The Misfits

In her final film, Marilyn Monroe plays a divorcee in Arthur Miller’s existential Western that culminated in their real-life divorce. 

Like Hitchcock’s Rebecca, The Misfits starts as a comedy about a jaded older woman (Thelma Ritter) and her eligible companion (Monroe) then morphs into something darker when the younger woman moves in with her new man (Clark Gable). As an animal lover she proves oddly naive about what shacking up with a cowboy would entail, but this too is a misdirect; she joins the men to learn a life of freedom but ends up showing them that their freedom is an illusion, like a prettier Morpheus.
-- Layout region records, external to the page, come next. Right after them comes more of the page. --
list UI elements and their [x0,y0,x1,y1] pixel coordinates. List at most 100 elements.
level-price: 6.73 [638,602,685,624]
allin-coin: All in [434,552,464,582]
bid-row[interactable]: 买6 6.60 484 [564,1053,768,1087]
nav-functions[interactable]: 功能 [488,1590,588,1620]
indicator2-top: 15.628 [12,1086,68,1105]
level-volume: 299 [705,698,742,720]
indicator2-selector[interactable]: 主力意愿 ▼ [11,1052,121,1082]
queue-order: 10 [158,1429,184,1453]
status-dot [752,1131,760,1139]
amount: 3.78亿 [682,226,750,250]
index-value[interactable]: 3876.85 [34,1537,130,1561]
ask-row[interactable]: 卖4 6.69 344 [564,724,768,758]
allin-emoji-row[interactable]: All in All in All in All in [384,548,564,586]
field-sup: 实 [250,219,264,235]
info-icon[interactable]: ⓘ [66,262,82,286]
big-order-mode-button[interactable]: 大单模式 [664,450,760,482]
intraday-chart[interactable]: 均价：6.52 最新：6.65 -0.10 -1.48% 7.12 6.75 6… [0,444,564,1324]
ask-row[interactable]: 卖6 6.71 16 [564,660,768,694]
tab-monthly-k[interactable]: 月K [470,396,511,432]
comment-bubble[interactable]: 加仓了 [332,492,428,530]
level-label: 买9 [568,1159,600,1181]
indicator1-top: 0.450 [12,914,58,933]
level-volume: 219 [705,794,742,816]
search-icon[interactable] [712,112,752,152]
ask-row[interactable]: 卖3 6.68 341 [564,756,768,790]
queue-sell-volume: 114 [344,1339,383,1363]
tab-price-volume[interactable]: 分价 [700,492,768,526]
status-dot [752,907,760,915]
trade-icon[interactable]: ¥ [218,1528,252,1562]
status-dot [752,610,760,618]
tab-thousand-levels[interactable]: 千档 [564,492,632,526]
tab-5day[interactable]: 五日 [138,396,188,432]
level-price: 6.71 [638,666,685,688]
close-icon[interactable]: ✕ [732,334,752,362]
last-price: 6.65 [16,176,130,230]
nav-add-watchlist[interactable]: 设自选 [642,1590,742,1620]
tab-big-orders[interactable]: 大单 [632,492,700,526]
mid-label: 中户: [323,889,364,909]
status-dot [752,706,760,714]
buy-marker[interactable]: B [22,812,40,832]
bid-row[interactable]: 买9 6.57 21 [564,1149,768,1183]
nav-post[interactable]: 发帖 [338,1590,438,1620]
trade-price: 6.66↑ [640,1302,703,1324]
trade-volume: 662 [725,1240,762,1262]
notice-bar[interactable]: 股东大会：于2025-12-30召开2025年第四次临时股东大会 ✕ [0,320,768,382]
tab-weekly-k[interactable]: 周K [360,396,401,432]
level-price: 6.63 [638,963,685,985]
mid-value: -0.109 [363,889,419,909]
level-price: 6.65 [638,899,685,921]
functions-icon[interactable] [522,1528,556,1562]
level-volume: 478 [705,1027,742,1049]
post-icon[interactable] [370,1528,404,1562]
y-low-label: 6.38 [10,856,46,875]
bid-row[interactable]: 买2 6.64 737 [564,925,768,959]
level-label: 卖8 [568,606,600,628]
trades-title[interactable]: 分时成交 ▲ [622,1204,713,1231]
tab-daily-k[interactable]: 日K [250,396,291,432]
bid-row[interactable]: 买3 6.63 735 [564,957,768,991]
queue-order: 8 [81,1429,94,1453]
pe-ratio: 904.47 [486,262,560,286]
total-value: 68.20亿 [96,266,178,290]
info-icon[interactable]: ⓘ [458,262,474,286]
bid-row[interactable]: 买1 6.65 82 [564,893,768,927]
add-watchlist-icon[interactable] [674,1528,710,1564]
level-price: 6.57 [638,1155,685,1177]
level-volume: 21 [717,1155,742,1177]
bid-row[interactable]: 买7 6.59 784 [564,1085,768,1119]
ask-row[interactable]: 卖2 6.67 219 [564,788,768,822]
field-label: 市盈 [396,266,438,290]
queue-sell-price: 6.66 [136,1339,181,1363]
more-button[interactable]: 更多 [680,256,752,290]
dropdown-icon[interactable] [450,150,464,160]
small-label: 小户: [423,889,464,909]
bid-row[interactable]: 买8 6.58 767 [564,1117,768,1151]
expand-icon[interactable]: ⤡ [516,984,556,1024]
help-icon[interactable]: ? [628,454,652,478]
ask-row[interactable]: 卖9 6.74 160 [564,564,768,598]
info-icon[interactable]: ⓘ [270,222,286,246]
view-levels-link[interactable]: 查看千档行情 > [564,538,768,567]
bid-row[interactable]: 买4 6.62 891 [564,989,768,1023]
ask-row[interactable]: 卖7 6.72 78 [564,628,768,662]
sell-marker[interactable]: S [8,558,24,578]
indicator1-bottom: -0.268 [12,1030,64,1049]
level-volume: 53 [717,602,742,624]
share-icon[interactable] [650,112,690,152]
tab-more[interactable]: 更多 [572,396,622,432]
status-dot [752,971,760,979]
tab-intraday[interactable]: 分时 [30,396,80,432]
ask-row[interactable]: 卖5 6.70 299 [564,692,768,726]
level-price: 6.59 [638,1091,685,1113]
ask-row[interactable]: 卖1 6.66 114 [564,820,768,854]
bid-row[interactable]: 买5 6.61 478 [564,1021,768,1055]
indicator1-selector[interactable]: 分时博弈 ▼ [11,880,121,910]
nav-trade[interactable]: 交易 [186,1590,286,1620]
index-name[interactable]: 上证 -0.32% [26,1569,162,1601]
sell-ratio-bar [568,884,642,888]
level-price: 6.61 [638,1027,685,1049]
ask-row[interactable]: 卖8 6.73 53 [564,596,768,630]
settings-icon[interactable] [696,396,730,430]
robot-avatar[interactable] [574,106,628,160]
Monroe was reportedly unhappy with the character of Roslyn, which is awkward as her husband wrote it for her. While her empathy is exaggerated, it imbues Roslyn with the strength to confront and guide the people around her; broken men who expect her to fill the woman-shaped holes in their lives. To Gay (Gable) she is a daughter figure, to Perce (Montgomery Clift) a surrogate mother and to Guido (Eli Wallach) a wife. Ultimately Roslyn acts on her own terms, a misfit among misfits.

John Huston directs with the same Western revisionism that marked his previous picture The Unforgiven, subverting the genre at every turn. The Misfits‘ old world has been destroyed by economic depression and the bomb, leaving an inhuman wilderness where a cowboy is only good for the rodeo and a horse for dog food (or human food depending on the supermarket). Huston and Miller shed no tears for the end of an era of violence and machismo, only for the start of a new one.

60 years on these ideas are intensified by explosions in automation and animal agriculture; a sequence in which Gay is pulled along the ground by a horse without letting go of the tether is a striking metaphor for people killing themselves to preserve a way of life. The movie is also made more haunting for modern viewers in the knowledge that Gable died before its release and Monroe shortly after, her depression and drinking seeping into the sadness of the character.

With its jagged edges, rugged climax and dogged score by Alex North, The Misfits is an aptly named statement that stays with you long after the horses have bolted.